Les acteurs se tirent assez mal de leurs rôles et les spectateurs protestent sans que cela les émeuve le moins du monde.

L’opéra finit triomphalement, les accents musicaux du finale "O Violetta !" de Mr. St Just dégénérant magnifiquement en sanglots hystériques. Jamais le champagne n’avait remporté un plus agréable triomphe. Et connaissant mon Gussie Roche, ce n’était pas un simple vin sans année qui avait été offert ; c’était probablement le millésime 1900 et d’une marque de premier ordre.

L’auteur évoque les champagnes produits pendant la première guerre mondiale.

Trois millésimes furent expédiés, 1914, 1915 et 1917 ; pour chacun d’eux, les grappes durent être récoltées sous les obus et les vins mûris, au moins en ce qui concerne Reims, sous un bombardement perpétuel. J’ai un jour suggéré que les hôteliers continuent à mentionner ces vins sur leurs cartes, même quand dans leurs caves les casiers correspondants sont vides, et même de les y faire figurer avec l’année entourée d’une petite couronne de lauriers ; car jamais vins ne furent aussi vaillamment produits.

L’auteur passe en revue les caractéristiques du champagne.
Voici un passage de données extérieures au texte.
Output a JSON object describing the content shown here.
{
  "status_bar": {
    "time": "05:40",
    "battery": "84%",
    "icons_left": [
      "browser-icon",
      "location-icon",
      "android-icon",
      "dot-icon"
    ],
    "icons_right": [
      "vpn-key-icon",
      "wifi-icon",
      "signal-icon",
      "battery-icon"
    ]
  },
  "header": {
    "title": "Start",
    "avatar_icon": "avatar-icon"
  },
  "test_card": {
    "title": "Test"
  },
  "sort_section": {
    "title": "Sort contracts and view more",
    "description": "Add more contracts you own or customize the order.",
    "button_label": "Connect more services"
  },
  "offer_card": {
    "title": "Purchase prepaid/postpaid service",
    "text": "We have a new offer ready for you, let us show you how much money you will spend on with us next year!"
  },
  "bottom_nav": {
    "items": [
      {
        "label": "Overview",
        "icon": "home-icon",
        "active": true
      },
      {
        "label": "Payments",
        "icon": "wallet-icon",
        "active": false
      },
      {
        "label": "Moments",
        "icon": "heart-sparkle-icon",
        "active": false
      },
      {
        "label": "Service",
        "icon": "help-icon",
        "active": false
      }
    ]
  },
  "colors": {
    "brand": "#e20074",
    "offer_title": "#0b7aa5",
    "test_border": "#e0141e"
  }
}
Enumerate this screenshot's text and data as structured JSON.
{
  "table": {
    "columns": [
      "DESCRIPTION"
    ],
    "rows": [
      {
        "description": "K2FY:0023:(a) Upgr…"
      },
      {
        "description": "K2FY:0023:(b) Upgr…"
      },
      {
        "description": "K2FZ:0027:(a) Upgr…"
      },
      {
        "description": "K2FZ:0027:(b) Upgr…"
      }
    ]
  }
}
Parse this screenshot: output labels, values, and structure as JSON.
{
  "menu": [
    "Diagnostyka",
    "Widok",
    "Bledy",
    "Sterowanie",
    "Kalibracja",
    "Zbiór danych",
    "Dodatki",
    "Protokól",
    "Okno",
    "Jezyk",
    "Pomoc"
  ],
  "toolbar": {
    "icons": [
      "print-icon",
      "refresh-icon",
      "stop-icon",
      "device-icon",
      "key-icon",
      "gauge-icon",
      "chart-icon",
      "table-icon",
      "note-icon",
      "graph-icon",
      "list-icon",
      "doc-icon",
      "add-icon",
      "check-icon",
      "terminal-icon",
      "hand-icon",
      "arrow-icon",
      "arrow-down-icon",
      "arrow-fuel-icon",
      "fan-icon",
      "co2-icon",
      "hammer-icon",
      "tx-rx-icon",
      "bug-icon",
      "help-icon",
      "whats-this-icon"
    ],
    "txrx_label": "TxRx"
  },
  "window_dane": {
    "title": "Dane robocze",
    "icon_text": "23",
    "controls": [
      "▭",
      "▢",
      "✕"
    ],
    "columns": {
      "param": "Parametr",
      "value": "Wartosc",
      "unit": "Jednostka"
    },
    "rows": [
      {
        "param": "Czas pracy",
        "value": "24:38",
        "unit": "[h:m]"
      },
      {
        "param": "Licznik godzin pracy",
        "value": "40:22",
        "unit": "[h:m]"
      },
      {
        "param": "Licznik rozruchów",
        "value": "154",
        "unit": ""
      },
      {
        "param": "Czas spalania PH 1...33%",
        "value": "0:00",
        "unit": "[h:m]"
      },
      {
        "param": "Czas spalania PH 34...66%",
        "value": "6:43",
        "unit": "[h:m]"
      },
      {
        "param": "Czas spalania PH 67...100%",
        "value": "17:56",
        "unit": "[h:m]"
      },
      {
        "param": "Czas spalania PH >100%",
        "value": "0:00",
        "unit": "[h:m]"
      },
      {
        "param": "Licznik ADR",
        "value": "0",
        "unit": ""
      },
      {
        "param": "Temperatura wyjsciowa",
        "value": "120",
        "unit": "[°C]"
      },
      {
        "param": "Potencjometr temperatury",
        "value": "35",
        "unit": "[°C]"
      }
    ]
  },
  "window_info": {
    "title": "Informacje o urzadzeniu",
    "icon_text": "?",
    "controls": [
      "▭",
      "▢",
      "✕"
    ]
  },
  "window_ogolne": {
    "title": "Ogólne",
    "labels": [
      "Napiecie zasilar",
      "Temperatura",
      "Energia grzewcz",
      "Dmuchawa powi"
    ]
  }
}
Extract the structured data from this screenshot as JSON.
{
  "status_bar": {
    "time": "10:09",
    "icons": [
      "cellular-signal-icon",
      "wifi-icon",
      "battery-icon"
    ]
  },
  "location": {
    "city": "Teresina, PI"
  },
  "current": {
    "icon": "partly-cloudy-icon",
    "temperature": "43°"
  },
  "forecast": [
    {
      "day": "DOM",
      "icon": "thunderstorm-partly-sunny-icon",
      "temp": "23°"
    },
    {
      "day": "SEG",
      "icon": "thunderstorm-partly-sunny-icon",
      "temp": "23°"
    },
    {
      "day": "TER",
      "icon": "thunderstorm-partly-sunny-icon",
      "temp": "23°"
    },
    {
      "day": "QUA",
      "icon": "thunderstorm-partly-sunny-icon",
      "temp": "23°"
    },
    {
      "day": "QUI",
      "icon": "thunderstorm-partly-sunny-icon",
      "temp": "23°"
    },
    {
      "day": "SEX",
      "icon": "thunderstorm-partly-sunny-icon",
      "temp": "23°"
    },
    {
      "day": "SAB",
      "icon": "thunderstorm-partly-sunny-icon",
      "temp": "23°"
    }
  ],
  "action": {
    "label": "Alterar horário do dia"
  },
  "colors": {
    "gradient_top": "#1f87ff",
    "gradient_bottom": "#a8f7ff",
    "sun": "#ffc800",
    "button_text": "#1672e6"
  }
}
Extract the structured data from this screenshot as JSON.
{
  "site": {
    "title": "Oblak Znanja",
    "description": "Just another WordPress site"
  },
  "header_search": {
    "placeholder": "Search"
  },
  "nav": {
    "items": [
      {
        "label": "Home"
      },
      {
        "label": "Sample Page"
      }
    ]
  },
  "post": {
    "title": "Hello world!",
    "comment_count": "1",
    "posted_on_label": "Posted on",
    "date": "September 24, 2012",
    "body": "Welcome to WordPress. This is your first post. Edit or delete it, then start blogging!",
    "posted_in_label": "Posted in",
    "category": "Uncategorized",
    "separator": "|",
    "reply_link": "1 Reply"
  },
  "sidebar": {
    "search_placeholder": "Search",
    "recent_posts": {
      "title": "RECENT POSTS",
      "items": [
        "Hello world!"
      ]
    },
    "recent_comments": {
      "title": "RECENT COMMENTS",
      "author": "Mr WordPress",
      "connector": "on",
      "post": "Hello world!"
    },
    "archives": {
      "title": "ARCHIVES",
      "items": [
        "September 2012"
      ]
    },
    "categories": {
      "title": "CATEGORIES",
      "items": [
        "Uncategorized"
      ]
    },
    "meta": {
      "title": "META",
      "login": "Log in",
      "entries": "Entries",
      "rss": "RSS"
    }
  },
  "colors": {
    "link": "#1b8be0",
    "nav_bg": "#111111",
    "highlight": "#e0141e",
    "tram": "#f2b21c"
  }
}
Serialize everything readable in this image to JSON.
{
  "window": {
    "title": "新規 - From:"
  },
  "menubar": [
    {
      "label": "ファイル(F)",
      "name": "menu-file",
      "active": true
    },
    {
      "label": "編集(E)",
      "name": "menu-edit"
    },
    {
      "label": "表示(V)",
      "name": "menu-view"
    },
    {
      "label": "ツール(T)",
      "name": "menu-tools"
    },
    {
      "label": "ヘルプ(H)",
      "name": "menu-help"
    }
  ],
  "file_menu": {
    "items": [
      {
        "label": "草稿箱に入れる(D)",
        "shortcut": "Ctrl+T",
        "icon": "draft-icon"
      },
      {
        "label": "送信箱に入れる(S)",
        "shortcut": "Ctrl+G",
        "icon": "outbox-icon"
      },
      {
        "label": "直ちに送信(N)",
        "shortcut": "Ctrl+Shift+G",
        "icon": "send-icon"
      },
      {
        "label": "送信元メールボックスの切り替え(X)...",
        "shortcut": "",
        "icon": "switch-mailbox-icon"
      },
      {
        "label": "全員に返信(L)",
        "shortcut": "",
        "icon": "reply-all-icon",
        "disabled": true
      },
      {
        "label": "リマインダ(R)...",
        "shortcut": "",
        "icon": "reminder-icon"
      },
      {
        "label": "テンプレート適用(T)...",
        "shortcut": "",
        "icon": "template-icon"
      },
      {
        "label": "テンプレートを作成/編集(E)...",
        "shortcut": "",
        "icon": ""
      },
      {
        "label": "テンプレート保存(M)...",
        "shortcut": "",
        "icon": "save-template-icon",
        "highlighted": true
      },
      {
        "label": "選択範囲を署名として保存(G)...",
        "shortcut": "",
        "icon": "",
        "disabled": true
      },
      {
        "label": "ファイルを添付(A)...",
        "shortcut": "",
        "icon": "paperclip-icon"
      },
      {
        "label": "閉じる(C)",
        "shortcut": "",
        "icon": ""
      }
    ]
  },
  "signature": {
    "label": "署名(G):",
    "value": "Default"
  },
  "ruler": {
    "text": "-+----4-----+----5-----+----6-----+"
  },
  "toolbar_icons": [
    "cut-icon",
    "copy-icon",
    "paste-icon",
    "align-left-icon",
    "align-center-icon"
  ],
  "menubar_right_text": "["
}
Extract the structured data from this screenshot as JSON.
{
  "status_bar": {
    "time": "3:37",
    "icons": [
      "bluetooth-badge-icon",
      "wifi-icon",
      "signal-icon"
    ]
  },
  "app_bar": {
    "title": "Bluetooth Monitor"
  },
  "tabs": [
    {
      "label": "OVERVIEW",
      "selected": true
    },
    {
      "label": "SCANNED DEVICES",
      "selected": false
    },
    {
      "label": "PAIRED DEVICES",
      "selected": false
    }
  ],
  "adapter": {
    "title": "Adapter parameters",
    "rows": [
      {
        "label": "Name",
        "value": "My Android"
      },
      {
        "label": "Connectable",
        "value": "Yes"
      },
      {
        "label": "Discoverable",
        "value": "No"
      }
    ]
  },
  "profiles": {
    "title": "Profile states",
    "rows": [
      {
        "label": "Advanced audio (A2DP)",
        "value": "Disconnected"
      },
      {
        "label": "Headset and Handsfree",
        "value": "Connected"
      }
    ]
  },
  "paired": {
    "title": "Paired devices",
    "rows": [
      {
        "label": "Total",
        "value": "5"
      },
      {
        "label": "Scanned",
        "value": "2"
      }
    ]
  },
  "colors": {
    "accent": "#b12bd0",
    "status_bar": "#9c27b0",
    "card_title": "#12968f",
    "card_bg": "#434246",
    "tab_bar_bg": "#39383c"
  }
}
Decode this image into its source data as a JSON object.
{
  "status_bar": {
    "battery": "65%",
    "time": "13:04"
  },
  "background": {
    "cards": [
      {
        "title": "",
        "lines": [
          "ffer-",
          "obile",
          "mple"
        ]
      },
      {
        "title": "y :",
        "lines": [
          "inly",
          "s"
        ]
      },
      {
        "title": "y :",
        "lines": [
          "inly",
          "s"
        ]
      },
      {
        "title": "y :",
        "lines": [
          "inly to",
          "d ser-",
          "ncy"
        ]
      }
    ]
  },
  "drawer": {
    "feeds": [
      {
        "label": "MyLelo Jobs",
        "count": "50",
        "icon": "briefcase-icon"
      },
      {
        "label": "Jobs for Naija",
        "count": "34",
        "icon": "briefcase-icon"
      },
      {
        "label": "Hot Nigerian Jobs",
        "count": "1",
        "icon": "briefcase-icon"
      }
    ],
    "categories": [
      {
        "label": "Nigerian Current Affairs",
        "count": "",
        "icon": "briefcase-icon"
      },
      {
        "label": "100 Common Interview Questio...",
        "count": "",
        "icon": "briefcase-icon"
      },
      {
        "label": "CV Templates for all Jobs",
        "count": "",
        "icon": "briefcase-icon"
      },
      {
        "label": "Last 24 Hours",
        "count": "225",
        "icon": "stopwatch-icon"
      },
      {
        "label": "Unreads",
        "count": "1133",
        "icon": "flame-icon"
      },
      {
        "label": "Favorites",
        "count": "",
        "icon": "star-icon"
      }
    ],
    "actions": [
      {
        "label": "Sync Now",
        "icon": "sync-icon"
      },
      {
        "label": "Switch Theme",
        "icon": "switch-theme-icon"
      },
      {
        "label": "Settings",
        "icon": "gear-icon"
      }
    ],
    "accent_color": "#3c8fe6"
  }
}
Le champagne doit être traité sérieusement et comme un grand vin, ce qu’il est. Il est aussi de tous les vins celui qui a le meilleur caractère ; il ne demande pas à être dorloté et il ne se ressent pas des mauvais traitements. Envoyez une caisse au Pôle Nord, puis au Sahara ; renvoyez-la à Londres, en terminant le voyage dans les plus mauvaises conditions ; mettez le champagne une demi-heure au réfrigérateur, et versé dans votre verre il sera, non pas, naturellement, au meilleur de sa condition, mais clair et parfumé, et tout à fait agréable à boire. Aucun autre vin ne peut le faire. Un homme fatigué ne peut trouver meilleur remontant ; un homme assoiffé désaltérant mieux venu. [...] Il a un effet tonique sur le cerveau plus rapide que celui de tout autre jus de la grappe ; et s’il peut arriver au champagne de devenir plat, tel ne peut jamais être le cas d’un dîner au champagne.

1939
Traduit de l’anglais.
1. Scène II de "La Traviata" ; que Verdi a placée sous le signe du champagne puisque c’est la coupe à la main que Germont chante : « Libiam nei lieti calici. »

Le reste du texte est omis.